Supernus Pharmaceuticals has beaten back a challenge from generic drugmaker Amneal Pharmaceuticals over the validity of three patents for its skin treatment Oracea, through a favorable ruling from the board created three years ago to hear postgrant proceedings following the overhaul of U.S. patent law.
The U.S. Patent Trial and Appeal Board (PTAB) ruled that three patents held by Supernus Pharmaceuticals for Oracea do not have obvious claims as asserted by Amneal, and thus are valid.
The decisions were the first upholding pharma patents following an inter partes review under the “Hatch-Waxman Act,” formally known as the Drug Price Competition and Patent Term Restoration Act of 1984. The law was designed to encourage generic drug development in hopes of lowering treatment prices through competition.
The alternative to the inter partes review would have been a U.S. District Court lawsuit. PTAB uses a lower “preponderance of evidence” standard compared with the “clear and convincing” evidence of patent invalidity required by District Court. That difference has prompted retired Chief Judge of the Federal Circuit Randall Rader to label the PTAB “a death squad for patents.”
“The question was, could the same family of patent claims be upheld under a lesser standard, over substantially the same art. And happily, the answer is yes,” Gerald Flattmann, a partner with the law firm Paul Hastings, told GEN.
Despite the Supernus patents being upheld by the PTAB, Flattmann added: “It is still a challenging venue to deal with. As a pharmaceutical client in particular, you need to navigate this carefully. You need to think about this at the early stages, and truly decide what arguments could possibly win,” he added.

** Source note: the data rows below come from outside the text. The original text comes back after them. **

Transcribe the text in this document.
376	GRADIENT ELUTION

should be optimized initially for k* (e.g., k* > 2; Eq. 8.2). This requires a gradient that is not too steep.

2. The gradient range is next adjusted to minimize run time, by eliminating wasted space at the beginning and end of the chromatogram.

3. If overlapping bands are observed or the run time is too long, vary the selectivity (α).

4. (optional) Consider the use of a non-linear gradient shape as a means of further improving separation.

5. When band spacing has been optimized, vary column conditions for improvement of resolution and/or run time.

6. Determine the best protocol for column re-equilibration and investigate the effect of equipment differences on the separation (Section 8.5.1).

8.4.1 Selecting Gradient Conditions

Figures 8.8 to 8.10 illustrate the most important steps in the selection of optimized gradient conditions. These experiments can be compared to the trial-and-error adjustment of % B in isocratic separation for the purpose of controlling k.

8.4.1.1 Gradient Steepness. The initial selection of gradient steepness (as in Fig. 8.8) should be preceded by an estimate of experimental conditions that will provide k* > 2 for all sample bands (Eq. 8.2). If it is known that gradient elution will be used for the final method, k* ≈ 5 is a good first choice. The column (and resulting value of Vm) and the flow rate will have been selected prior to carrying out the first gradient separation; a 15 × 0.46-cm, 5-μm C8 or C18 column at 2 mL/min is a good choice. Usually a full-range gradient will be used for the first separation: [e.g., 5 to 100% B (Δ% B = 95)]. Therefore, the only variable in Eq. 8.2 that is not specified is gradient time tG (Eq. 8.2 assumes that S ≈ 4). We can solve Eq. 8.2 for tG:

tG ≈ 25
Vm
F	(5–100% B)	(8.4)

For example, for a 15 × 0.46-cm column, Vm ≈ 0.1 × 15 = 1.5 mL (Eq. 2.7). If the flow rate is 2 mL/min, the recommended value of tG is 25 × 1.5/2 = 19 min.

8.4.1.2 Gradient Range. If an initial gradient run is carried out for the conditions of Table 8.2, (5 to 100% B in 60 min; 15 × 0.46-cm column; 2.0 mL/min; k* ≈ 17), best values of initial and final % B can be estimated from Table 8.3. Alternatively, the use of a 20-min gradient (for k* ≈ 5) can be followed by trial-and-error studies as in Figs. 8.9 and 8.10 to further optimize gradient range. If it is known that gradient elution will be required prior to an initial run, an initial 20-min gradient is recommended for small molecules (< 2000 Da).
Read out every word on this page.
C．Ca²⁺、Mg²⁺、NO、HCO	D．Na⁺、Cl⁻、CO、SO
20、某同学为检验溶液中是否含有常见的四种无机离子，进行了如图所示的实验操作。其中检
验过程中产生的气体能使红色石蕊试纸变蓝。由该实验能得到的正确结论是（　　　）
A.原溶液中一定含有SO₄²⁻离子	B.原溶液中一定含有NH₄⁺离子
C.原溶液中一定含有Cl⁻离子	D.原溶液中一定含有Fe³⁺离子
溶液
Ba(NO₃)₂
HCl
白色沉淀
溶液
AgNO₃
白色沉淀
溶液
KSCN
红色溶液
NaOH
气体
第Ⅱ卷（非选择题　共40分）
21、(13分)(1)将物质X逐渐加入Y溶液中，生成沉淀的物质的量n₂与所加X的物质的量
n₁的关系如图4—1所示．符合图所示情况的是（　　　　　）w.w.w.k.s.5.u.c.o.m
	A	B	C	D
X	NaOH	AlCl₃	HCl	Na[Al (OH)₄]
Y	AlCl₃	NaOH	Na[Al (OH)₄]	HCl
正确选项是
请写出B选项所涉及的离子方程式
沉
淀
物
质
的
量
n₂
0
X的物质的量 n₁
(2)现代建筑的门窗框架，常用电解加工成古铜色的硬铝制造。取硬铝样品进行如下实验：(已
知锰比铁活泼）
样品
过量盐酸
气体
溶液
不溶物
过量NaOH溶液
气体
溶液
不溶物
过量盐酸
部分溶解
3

“In this appeal, it was very helpful to delve deeply into the facts, given that the Patent Board is technical in nature,” Flattmann explained. “The other thing I noticed is that perhaps it’s useful to think about your procedural grounds at the same time that you’re working your substantive grounds. The Patent Office will pay attention to those, and perhaps will put more weight on the substantive grounds, if you raise other issues.”
The PTAB decisions—issued separately for each patent—can be appealed to the U.S. Court of Appeals for the Federal Circuit (CAFC). Amneal told Bloomberg it would not comment on the decisions.
The PTAB was created under the Leahy-Smith America Invents Act of 2011 to replace the former Board of Patent Appeals and Interferences in hearing a category of patent challenges called inter partes reviews allowing third-party challenges after a patent has been granted but limits the basis of such review to prior art consisting of patents and printed publications.
Galderma had prevailed earlier against another generic drug maker, Mylan, in a District Court challenge to the same patent family. The court found that prior art had not made the drug obvious, a decision upheld by the CAFC. Flattmann represented Galderma and Supernus in that case.
The patents under review are set to expire between 2024 and 2025.